Which Australian bird is your favourite and why?
Everyone who knows me knows about my obsession with Superb Fairy-wrens. I did my PhD on them (and strangely enough am still not sick of them). To me it isn’t the ‘cute’ factor with them – it’s that there is actually more to them than just that. They have such a fascinating social life – playing happy families, all the while the male is out trying to pick up other ladies, and the female is being visited by neighouring males (then she is sneaking out before dawn to find her favourite neighbour). They are what we call socially monogamous. I love that term – it’s all very Bold and the Beautiful!
My slightly newer obsession is with Powerful Owls. They are such an impressive sight – big, of course powerful and they look at you with what I would describe as total disinterest and even disdain.

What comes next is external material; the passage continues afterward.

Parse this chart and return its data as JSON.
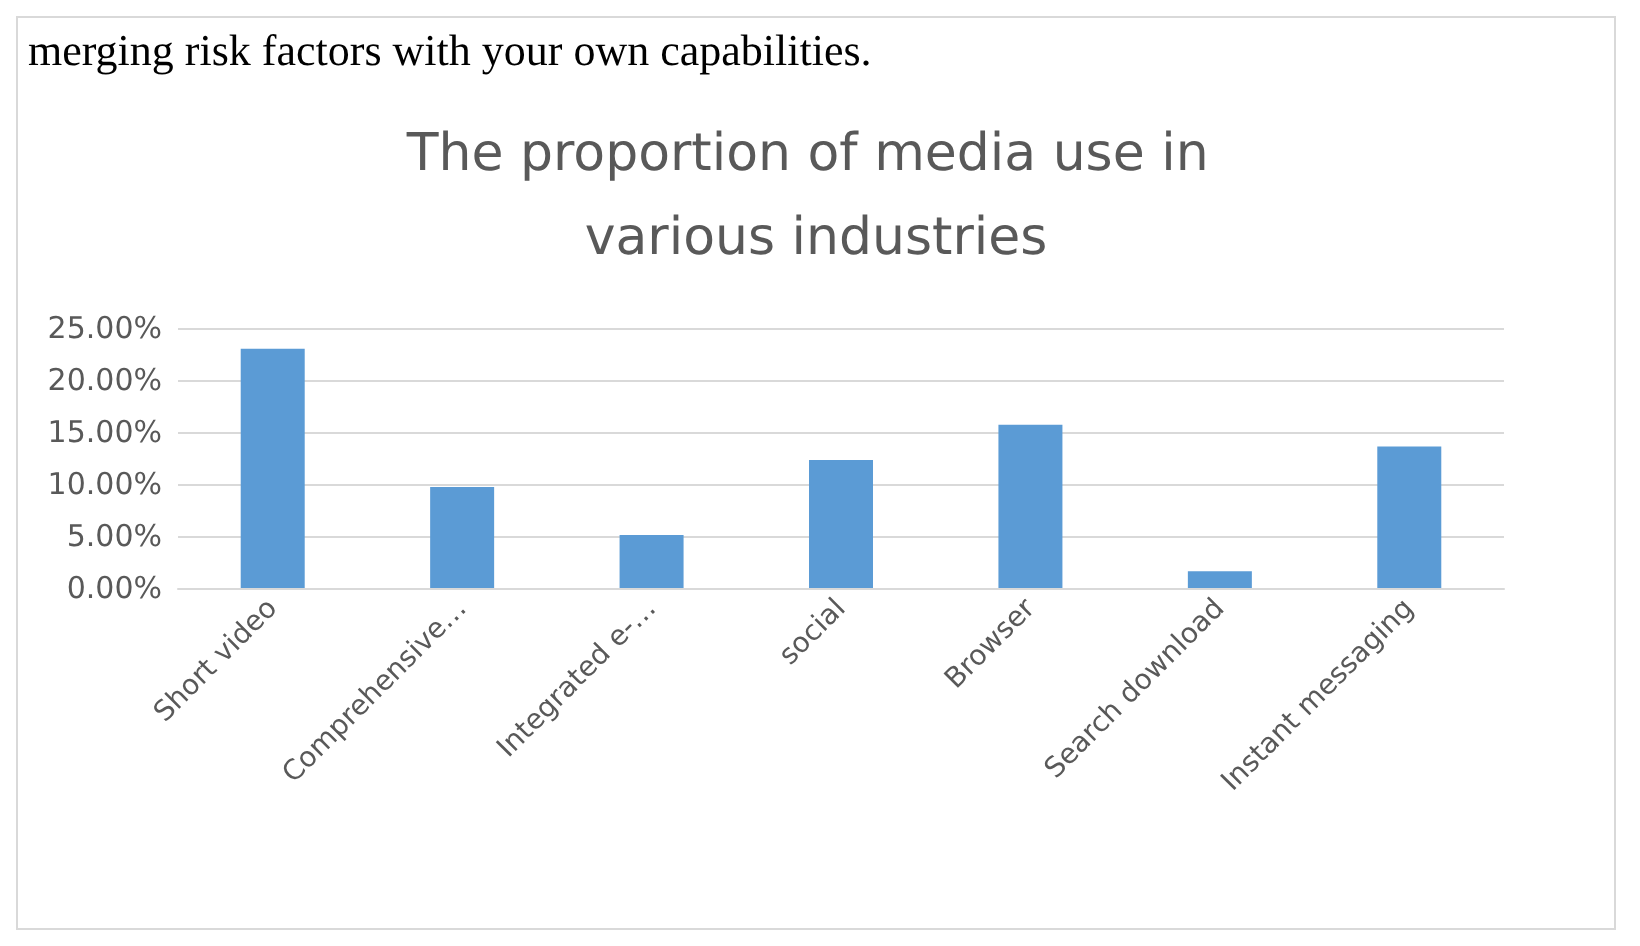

They know they are the top of the food chain. They are also a threatened species – yet one that is living more and more frequently in our east coast cities. Everything about them says that they shouldn’t be an urban bird – yet they are!
Where will you be doing the #AussieBirdCount?
Where ever I can! Definitely at home – my backyard bird list is actually really unexciting – but those unexciting birds are just as important to the count as the rarer ones. I will also sneak in a few counts at the local park while I chase after my toddler. She is turning into quite a little bird watcher so I will rope her in as well.